Jehovah’s Witnesses Denomination

Profile of the Jehovah’s Witnesses, or the Watchtower Society

Jehovah's Witness Baptism
Bettmann GettyImages

Jehovah's Witnesses, also known as the Watchtower Society, is one of the most controversial Christian denominations. The church is best known for its door-to-door evangelism and its belief that only 144,000 people will go to heaven and the rest of saved humanity will live forever on a restored earth.

Jehovah's Witnesses: Background

Jehovah's Witnesses was founded in 1879 in Pittsburgh, Pennsylvania.

Charles Taze Russell (1852-1916) was one of the prominent founders. Jehovah's Witnesses number 7.3 million worldwide, with the largest concentration, 1.2 million, in the United States. The religion has more than 105,000 congregations with a presence in 236 countries. The church's text includes the New World Translation of the Bible, The Watchtower magazine and Awake! Magazine.

The Governing Body, a group of experienced elders, oversees the church's activities from world headquarters in Brooklyn, New York. In addition, more than 100 branch offices around the world print and ship Bible literature and also direct the organizing of the preaching work. About 20 congregations form a circuit; 10 circuits form a district.

Notable members of the church include Don A. Adams, current president of the Watchtower Society, Venus and Serena Williams, Prince, Naomi Campbell, Ja Rule, Selena, Michael Jackson, Wayans brothers and sisters, Mickey Spillane.

Jehovah's Witnesses Beliefs and Practices

Jehovah's Witnesses hold services on Sunday and twice during the week, in a Kingdom Hall, an unadorned building. Worship services begin and end with prayer and may include singing. While all members are considered ministers, an elder or overseer conducts services and usually gives a sermon on a Bible topic.

Congregations usually number fewer than 200 people. Baptism by immersion is practiced.

Witnesses also gather once a year for a two-day circuit assembly and annually for a three or four-day district assembly. About once every five years, members from around the world get together in a major city for an international convention.

Jehovah's Witnesses reject the Trinity and believe that hell does not exist. They believe all condemned souls are annihilated. They hold that only 144,000 people will go to heaven, while the rest of saved humanity will live on a restored earth.

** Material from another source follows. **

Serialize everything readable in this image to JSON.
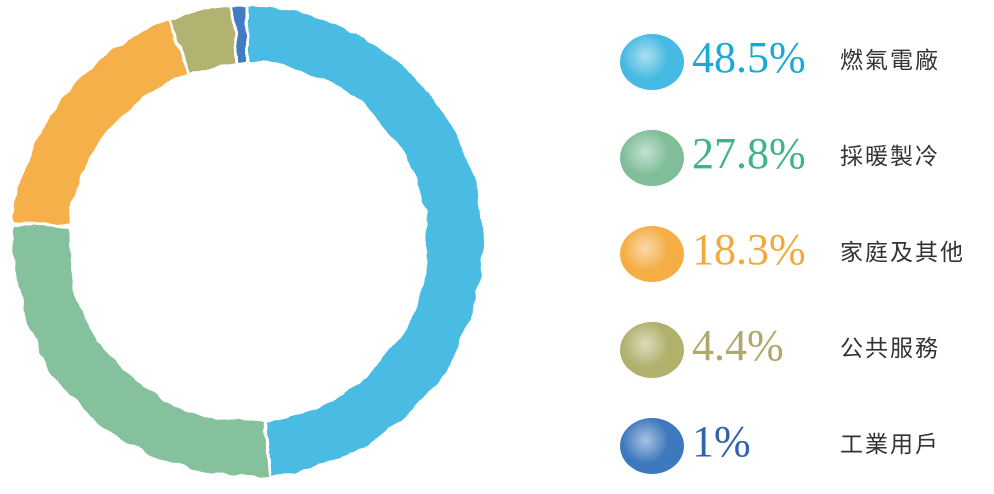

Jehovah's Witnesses do not receive blood transfusions. They are conscientious objectors as far as military service and do not participate in politics. They do not celebrate any non-Witness holidays. They reject the cross as a pagan symbol. Each Kingdom Hall is assigned a territory for evangelization, and meticulous records are kept noting contacts, tracts distributed, and discussions held.